Tools for rapid application development have been around for decades, yet despite the hype and benefits surrounding low-code and no-code development, developers are slow to use them, according to a new report.

The Evans Data Global Development Survey is conducted every six months and is based on the responses of more than 1,400 developers worldwide. It found only one in five developers never use low-code or no-code platforms, and 73 percent of respondents that do use them do so less than half the time. Additionally, 7 percent use the solutions more than 75 percent of the time, and only 2 percent use a low-code/no-code platform exclusively.
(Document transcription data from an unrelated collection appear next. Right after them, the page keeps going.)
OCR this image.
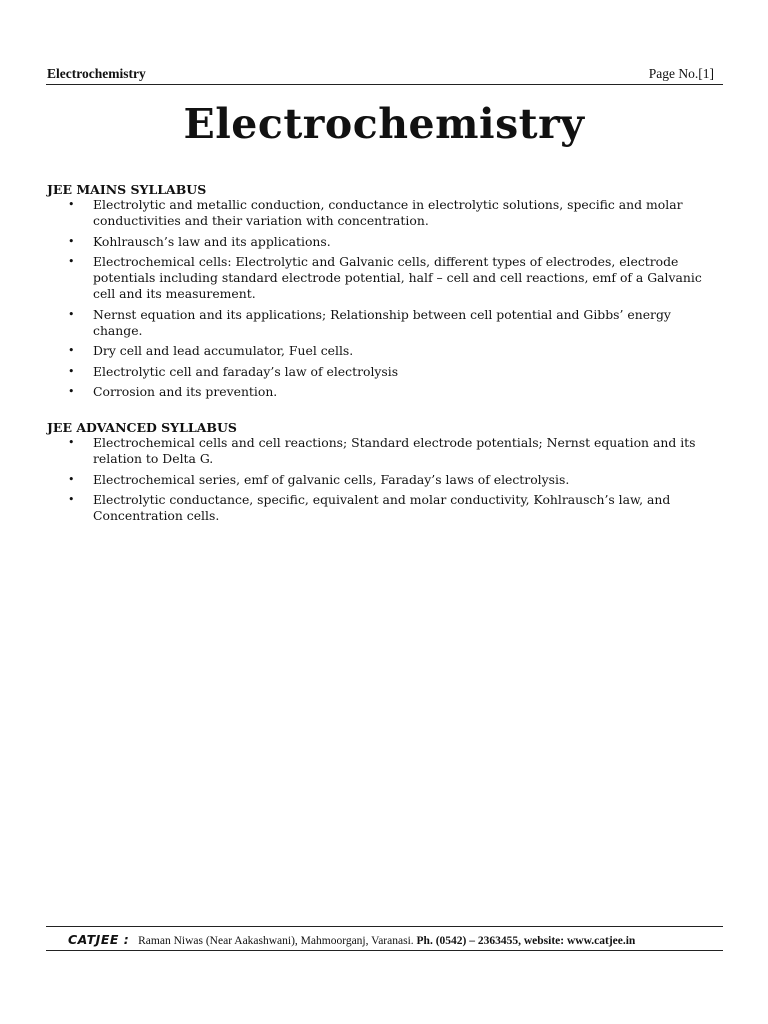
Electrochemistry	Page No.[1]
Electrochemistry
JEE MAINS SYLLABUS
• Electrolytic and metallic conduction, conductance in electrolytic solutions, specific and molar conductivities and their variation with concentration.
• Kohlrausch’s law and its applications.
• Electrochemical cells: Electrolytic and Galvanic cells, different types of electrodes, electrode potentials including standard electrode potential, half – cell and cell reactions, emf of a Galvanic cell and its measurement.
• Nernst equation and its applications; Relationship between cell potential and Gibbs’ energy change.
• Dry cell and lead accumulator, Fuel cells.
• Electrolytic cell and faraday’s law of electrolysis
• Corrosion and its prevention.
JEE ADVANCED SYLLABUS
• Electrochemical cells and cell reactions; Standard electrode potentials; Nernst equation and its relation to Delta G.
• Electrochemical series, emf of galvanic cells, Faraday’s laws of electrolysis.
• Electrolytic conductance, specific, equivalent and molar conductivity, Kohlrausch’s law, and Concentration cells.
CATJEE : Raman Niwas (Near Aakashwani), Mahmoorganj, Varanasi. Ph. (0542) – 2363455, website: www.catjee.in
“Low-code is another name for the types of declarative visual tools that originated 25 years ago,” Janel Garvin, CEO of Evans Data, wrote in the report. “And while it’s not actually a new concept, it has now re-appeared again in a new re-incarnation, so to speak. This time the dream of citizen developers arising to replace traditional developers has also returned.  If the past is indicative of the future then it’s unlikely to succeed in creating a significant number of untrained amateur developers, and in the meantime the actual developers are not embracing the concept or the tools.”

Other industry reports, however, have stated that low-code development platforms are here to stay. In one, the Forrester Wave: Low-Code Development Platforms for AD&D Pros, Q4 2017, the research organization found application and development delivery pros are moving to low-code platforms, to speed up application and innovation delivery, develop large-scale applications and move to the public cloud. The report was based on 41 interviews with AD&D leaders.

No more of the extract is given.